CNN Transcript, Post-Compassion Forum commentary (Michael Gerson, former Pres. Bush speechwriter)
CAMPBELL BROWN, CNN HOST: I’m Campbell Brown in Grantham, Pennsylvania. Thanks for watching. Our coverage continues now on CNN with my colleague John King.
JOHN KING, CNN HOST: Thank you, Campbell. And I am John King on the campus here of Messiah College in Grantham, Pennsylvania. Outside of the forum. You just heard the Democratic candidates for president discuss faith and values in the so-called compassion forum. A lot to discuss in the next several minutes.
And to do so let’s bring in our senior political correspondent Candy Crowley. She is here with me on the campus. CNN contributor Roland Martin as well as Michael Gerson. He is the author and former speechwriter for President Bush who has written repeatedly about faith and values and their role in politics.
A lot of sound to discuss tonight. A lot of issues to discuss tonight. You are still watching Senator Obama there inside the hall signing autographs and speaking to some of people attending this forum. We covered this campaign back and forth. It’s about taxes, it’s about the war in Iraq, it’s about the economy.
But it was an interesting conversation tonight. We’ll play more of the sound and discuss it in the moments ahead. But I want to ask each of you first just your overall assessment. Candy, you track these candidates every day. And again, it’s about the war. It’s about the economy. It’s about John McCain. Tonight it was about when does life begin. Does god have a role in issues like AIDS? What do you think?
CANDY CROWLEY, CNN POLITICAL ANALYST: I actually, my first thought was, how far the Democrats have come on this issue of faith and politics. I’m even, trying to imagine Al Gore at a forum like this and talking, really so easily, as the two of them did. They seemed pretty comfortable. They didn’t have a problem talking about their own faith to a point.
So I just really thought, here’s the Democratic Party. They’ve gotten the message. You cannot ignore faith because it is such a part of the fabric of America. And, therefore, they are here and they are talking in real terms on very specific religious issues.
KING: Well, Michael Gerson, you helped elect George W. Bush on the very point candy is making. He spoke publicly about his faith. Jesus Christ was his favorite philosopher. I know when you works for the president in the campaign you had the belief that Democrats simply don’t get it. They don’t talk to people of faith especially in small town America. What did you make of tonight?
MICHAEL GERSON, FORMER BUSH SPEECHWRITER: I agree. I thought it was a big change for the Democrats. I think Obama in many ways was more fluent talking about the role of religion in informing his own policy views. I don’t think that Senator Clinton did that quite as well.
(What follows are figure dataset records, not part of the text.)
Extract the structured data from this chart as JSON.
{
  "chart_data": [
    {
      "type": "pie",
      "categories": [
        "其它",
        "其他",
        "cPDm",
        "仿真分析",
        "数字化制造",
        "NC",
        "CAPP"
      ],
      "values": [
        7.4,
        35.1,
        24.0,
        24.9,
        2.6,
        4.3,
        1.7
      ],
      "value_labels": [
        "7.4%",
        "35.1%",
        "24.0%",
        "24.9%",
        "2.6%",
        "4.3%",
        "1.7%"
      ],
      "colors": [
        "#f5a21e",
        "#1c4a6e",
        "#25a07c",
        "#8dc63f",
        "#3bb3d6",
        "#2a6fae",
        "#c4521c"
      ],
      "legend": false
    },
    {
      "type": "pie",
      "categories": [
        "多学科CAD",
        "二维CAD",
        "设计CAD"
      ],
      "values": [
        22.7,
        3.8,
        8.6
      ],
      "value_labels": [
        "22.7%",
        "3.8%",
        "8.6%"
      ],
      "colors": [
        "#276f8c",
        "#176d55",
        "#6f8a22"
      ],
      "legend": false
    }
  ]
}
But I do — I think the other point, though, is not just how much the Democrats have changed but how much the evangelicals in the audience when you listen to the questions had changed. Because there was abortion but there were also questions on torture and the environment, which was a consistent theme and HIV/AIDS in Africa and Darfur was mentioned. And I think you’ve seen a broadening of this social justice agenda among religious conservative. That’s also an important point.
KING: And Roland, if the agenda has broadened among social conservatives, we’re in the state of Pennsylvania tonight. They’re important here. President Bush tried, just failed twice in this state. They are important in many other states. What did you make of the conversation tonight in terms of how we look forward in this campaign. One of these candidates will represent the Democratic Party. As Candy noted, John Kerry and Al Gore simply failed.
ROLAND MARTIN, CNN CONTRIBUTOR: First of all, it was a phenomenal conversation. Candy is absolutely right. I would have loved for Al Gore, somebody who actually went to seminary to have had a faith conversation with George W. Bush. I think the real issue here, John, that this was candidate driven and not party driven. These candidates, Clinton and Obama, both recognize the Democratic Party must begin to speak to people of faith. People like myself who are independents but who are strong believers of faith. People out there who say, look, we must go beyond issues of abortion and homosexuality.
But I think what you saw tonight, you certainly saw Obama who is a lot more comfortable as Michael said in speaking about his faith but even Senator Hillary Clinton. In her answer when she said it’s a lot more private. She she spoke more from a political standpoint. He was able to weave it in a lot more so. I think that also speaks to the individual. People have to recognize that individuals see their faith in a much different way. Some see it as a very public issue, as the essence of who they are. Others prefer to be very private. A phenomenal conversation and it should not be the last time that Democrats begin to deal with this because it certainly gave me a much better understanding of both candidates and their views on issues facing America.
KING: Roland, Michael and Candy. I want you all of you to stand by. As you can see, the forum is breaking up in Messiah College. The Democratic candidates talking about the role of faith in their life but also talking about their current dust-up on the campaign trail. Whether Barack Obama is somehow insensitive to blue collar workings facing economic anxiety. Stay with us, we’ll be right back.